Veux-tu jouer avec moi?

Vous savez, je fais des expériences intéressantes de ce temps-ci. J’essaie de désembourber mon cerveau par différents moyens. Pas de drogue, du calme, du calme! Je m’efforce de me rattacher davantage au présent, je porte davantage attention à mes rêves (j’en note au moins 5 chaque matin. Ça, c’est juste ce que je me rappelle assez bien. De là l’idée de les noter et de peut-être finir par y faire du sens ou y voir une certaine progression ), je fais des exercices de yoga nidra (je viens d’en terminer un. Je suis calme, calme, calme!)

Si vous m’avez lu hier, vous savez que j’avais le cafard en matinée. Ça ne m’avait toujours pas quitté en début d’après-midi. Alors, je me suis mise à écrire dans mon journal (non, je ne commence jamais par Cher Journal) et ça m’a donné envie de faire un exercice d’écriture rapide. Écrire ce qui te passe par la tête sans réfléchir. Des phrases, de la poésie, une histoire, des émotions… on s’en fout! Tout simplement écrire ce qui sort du cerveau et des fois, ça donne des trucs très jolis, une fois que la partie créatrice de son cerveau se délie un peu. Alors, au début, ça n’allait pas. Mais c’est normal, ça prend un certain temps avant que le cerveau accepte de jouer le jeu. Puis je me suis mise à penser à Lucie, une amie de ma maman et mère de mes amies d’enfance. Je me suis rappellée comment on se retrouvait toujours dans des histoires de fou avec elle. Et j’adorais ça! On se perdait et c’était trop chouette. Parce que dans la voiture, il y avait des gens que j’aimais et on se foutait bien de la destination, le chemin était bien plus l’fun. Je me suis rappellée les matins où je me faisais réveillée par mon amie Fay qui me sautait dessus. Puis, on mangeait des croissants frais. On s’habillait chaudement pour aller faire du ski de fond.
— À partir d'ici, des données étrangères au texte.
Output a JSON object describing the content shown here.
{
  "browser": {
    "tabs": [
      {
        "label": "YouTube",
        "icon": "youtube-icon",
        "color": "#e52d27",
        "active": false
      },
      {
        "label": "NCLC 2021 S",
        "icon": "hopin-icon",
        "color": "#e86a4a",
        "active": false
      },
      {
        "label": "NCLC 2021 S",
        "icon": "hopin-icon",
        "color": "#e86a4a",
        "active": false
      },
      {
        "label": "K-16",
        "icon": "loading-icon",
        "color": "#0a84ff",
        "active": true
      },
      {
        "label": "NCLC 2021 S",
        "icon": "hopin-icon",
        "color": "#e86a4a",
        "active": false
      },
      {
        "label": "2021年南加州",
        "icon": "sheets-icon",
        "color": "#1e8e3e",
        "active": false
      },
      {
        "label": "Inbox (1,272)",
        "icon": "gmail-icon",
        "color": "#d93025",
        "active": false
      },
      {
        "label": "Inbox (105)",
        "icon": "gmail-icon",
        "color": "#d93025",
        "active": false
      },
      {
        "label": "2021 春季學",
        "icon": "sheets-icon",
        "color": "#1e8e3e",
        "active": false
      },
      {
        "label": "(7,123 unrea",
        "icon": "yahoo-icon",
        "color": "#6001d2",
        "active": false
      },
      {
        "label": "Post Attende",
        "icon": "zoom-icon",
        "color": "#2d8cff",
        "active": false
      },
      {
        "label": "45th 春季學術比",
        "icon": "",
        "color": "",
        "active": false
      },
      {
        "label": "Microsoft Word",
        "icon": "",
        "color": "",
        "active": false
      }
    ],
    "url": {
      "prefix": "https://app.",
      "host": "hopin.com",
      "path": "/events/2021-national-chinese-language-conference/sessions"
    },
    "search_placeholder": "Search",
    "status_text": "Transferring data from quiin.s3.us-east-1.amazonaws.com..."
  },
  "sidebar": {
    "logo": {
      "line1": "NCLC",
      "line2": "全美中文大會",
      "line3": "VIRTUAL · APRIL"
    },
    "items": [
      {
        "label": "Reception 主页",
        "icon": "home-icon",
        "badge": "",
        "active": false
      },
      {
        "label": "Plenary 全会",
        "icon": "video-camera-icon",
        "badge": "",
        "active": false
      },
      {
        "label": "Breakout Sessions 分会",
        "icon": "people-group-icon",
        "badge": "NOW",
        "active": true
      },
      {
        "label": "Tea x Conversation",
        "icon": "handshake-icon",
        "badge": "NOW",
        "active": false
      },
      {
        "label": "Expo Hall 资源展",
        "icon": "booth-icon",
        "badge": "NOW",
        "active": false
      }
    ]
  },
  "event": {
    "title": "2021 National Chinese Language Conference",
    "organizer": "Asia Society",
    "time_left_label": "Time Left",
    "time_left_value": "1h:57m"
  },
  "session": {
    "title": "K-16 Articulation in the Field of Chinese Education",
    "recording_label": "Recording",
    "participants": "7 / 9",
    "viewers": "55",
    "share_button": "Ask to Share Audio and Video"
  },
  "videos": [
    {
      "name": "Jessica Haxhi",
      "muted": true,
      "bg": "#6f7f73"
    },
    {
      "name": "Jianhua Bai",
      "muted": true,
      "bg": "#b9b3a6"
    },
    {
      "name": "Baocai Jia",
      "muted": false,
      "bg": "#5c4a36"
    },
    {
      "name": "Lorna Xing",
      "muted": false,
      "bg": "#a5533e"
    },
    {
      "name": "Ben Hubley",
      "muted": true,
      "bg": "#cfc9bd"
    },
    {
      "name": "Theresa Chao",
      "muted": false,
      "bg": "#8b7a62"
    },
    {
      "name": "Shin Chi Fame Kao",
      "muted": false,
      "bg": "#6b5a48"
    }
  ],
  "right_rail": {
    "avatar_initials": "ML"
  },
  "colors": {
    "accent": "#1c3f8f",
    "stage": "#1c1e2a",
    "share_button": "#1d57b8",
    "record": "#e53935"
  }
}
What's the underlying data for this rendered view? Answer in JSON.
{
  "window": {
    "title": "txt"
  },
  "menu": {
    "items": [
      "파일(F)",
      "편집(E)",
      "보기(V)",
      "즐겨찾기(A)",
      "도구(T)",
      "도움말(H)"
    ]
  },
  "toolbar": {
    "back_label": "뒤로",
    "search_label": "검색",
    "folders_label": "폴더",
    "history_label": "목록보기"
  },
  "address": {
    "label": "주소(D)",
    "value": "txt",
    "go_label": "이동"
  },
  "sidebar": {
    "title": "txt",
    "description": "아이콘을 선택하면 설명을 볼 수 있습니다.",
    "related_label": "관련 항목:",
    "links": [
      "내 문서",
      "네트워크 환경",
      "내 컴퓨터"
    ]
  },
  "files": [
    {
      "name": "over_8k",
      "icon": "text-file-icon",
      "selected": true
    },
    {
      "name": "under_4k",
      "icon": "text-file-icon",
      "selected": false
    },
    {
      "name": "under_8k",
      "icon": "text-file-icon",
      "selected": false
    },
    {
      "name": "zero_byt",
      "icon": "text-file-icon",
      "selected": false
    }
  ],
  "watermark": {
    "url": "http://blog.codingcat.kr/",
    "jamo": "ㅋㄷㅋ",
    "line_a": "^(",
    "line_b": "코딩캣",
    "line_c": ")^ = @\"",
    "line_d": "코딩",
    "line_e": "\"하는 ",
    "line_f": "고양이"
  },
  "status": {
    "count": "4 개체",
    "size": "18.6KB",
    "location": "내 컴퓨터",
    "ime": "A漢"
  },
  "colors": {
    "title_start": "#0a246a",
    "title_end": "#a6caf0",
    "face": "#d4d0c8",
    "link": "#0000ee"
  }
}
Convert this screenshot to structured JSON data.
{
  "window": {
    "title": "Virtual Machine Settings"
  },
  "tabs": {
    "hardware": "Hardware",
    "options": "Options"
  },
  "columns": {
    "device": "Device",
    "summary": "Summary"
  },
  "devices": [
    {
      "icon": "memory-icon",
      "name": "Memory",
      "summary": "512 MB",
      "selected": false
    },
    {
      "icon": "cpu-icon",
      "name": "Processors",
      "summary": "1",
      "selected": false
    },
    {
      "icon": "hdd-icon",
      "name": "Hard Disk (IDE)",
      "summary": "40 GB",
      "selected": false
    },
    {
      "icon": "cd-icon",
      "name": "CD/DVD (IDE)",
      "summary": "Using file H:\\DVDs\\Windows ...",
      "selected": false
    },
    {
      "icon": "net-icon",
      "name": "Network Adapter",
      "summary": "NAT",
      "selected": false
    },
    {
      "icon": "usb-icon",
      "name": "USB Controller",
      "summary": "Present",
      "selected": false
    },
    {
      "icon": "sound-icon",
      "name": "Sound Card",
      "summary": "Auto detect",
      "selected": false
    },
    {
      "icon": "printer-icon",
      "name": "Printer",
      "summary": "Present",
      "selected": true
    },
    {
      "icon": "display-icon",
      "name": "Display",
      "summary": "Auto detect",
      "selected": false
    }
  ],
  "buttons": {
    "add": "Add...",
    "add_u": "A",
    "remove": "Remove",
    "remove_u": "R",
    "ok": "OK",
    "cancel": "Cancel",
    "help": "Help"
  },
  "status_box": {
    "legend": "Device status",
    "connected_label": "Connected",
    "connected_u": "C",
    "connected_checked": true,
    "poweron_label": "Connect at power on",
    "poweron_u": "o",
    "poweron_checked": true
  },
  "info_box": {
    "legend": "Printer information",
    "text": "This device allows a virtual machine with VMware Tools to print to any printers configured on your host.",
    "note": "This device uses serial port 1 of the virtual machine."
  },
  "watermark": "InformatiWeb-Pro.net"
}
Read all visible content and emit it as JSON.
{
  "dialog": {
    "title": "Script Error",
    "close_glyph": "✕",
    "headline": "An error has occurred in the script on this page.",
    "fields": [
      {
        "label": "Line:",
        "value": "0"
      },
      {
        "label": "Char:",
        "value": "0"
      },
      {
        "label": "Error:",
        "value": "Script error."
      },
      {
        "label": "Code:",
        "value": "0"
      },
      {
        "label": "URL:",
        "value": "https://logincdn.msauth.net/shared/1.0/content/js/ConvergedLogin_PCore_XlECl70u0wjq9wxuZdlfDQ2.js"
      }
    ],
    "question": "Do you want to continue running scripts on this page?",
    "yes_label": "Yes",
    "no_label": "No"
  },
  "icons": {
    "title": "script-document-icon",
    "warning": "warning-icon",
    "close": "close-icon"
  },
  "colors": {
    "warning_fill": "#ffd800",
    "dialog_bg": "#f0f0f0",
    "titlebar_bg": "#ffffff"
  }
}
On passait la journée dehors, tous ensemble et j’étais heureuse. Je m’amusais (bon, des fois, si je tombais trop, j’arrêtais de m’amuser). Et ça m’a manqué. M’amuser.

Et je me suis rappelée comment, quand on est petit, on joue tout le temps. Et ça m’a apparu infiniment brillant. Moi, j’ai envie de jouer, de m’amuser, d’aller dans la vie comme si c’était un jeu où on apprend en s’amusant. Quand on y pense, ça ne fait aucun sens d’aller dans la vie en se faisant chier et moi, je l’oublie tout le temps. Mais pas hier. De morose, je suis passée à joyeuse après cette exercice d’écriture. Comme quoi il s’agit peut-être de s’écouter un peu plus. Les réponses sont bel et bien à l’intérieur de notre petite carapace.

Je ne vous mentirai pas et je vous dirai que ça n’a pas été aussi fructueux aujourd’hui, mais j’y vais une petite victoire à la fois. Et je suis simplement fascinée de voir tous les outils qui se cachent à l’intérieur si je prend la peine de les trouver et de les utiliser.

Et puis lorsque vous me reverrez, ne soyez pas surpris de ma nouvelle moustache et des fleurs dans mes cheveux!